Posted By USFN, Tuesday, November 24, 2015
Updated: Tuesday, January 19, 2016

November 24, 2015


by Joshua Schaer
RCO Legal, P.S. – USFN Member (Oregon, Washington)

On October 22, 2015 the Supreme Court of the State of Washington issued its decision in Brown v. Washington State Department of Commerce, unanimously concluding that a note holder is legally entitled to modify and enforce the obligation under state law. The court rejected Brown’s claim that only a note “owner” could be a proper beneficiary.

Brown demanded statutory mediation with M&T Bank. In response to a notice from the Washington Department of Commerce (Commerce), which oversees the mediation program, M&T produced a declaration stating that it was the actual holder of Brown’s note. M&T also asserted a mediation exemption based on a statute excluding beneficiaries with a low volume of secured mortgage loans in the state. Brown’s lawsuit arose after Commerce denied her an opportunity to mediate with M&T.

Brown contended that Freddie Mac (the owner of the loan) should be compelled to mediate because the Washington Deed of Trust Act (DTA) requires a beneficiary to also be the note’s owner, and Freddie Mac would not qualify for the same exemption as M&T.

The Supreme Court analyzed a statute that allows “[a] declaration by the beneficiary made under the penalty of perjury stating that the beneficiary is the actual holder of the promissory note or other obligation secured by the deed of trust” to establish sufficient proof of the note’s “ownership.” The court decided that the legislature intended for the party holding authority to modify a loan to act as the beneficiary under the mediation law. The court also reaffirmed its holding in Bain v. Metropolitan Mortgage Company — i.e., that a beneficiary is strictly defined in Washington as the note holder.

The court limited the recent decisions of Lyons v. US Bank and Trujillo v. NW Trustee Services to situations where a beneficiary’s declaration contains alternative language concerning non-holder authority under the state law equivalent to UCC 3-301 (which governs a “Person Entitled to Enforce” negotiable instruments).

In summation, the court found that “a party satisfies the proof of beneficiary provisions” in the DTA when “it submits an undisputed declaration under penalty of perjury that it is the actual holder of the promissory note.” Thus, Commerce acted properly to deny Brown’s request for mediation.

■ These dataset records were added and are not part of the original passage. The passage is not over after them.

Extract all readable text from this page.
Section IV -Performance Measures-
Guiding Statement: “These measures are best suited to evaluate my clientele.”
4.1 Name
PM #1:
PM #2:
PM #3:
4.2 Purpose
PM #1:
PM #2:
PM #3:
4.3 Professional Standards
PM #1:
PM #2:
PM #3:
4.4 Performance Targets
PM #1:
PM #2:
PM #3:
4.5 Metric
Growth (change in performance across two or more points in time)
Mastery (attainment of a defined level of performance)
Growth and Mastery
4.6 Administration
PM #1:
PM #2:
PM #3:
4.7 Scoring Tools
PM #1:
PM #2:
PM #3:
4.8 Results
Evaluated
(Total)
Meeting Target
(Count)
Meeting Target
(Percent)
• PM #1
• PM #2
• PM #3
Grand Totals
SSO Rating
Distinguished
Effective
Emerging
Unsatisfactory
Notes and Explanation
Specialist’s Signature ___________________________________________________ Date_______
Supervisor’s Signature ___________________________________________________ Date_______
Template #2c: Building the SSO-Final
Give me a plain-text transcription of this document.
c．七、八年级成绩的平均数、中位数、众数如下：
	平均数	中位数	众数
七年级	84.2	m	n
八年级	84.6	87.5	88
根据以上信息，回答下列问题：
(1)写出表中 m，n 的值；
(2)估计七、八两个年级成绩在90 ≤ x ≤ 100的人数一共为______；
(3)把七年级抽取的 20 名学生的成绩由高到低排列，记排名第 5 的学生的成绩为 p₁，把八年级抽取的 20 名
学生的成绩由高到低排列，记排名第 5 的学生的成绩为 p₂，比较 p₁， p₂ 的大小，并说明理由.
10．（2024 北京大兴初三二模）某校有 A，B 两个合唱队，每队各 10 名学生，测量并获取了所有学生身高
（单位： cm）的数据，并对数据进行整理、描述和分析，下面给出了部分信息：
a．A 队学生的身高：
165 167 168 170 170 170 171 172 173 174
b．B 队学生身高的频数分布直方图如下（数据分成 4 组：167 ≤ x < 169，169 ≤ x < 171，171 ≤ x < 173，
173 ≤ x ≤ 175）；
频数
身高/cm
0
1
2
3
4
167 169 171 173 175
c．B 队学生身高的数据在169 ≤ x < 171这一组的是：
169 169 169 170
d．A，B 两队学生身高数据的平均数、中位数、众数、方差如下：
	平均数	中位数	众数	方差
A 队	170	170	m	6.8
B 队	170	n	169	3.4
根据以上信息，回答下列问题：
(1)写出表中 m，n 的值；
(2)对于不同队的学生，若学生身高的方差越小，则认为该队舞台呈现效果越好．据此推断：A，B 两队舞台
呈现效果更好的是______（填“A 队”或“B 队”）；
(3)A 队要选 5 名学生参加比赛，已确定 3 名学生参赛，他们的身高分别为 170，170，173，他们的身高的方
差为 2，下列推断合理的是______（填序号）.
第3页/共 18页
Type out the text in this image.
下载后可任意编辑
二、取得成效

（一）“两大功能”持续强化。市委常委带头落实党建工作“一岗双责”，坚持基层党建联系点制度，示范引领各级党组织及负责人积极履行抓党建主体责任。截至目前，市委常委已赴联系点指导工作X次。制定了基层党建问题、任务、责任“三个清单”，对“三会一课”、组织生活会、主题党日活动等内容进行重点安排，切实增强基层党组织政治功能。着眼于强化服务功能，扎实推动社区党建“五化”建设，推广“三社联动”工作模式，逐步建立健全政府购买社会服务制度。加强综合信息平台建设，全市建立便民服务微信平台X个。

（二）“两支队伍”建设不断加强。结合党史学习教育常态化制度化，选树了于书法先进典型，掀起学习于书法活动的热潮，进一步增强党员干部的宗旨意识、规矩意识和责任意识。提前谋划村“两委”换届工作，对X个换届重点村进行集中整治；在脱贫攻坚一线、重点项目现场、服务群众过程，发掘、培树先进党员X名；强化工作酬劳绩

The Brown case resolves a longstanding question concerning authority to foreclose in light of the “proof of ownership” requirement. The law is now clear in Washington that loan owners such as Freddie Mac or Fannie Mae need not initiate nonjudicial foreclosures in their own names or directly participate in mediation, and loan servicers can execute declarations of note holder status in order to satisfy the DTA. Brown is a significant victory that supports the legal position of servicers, investors, and trustees.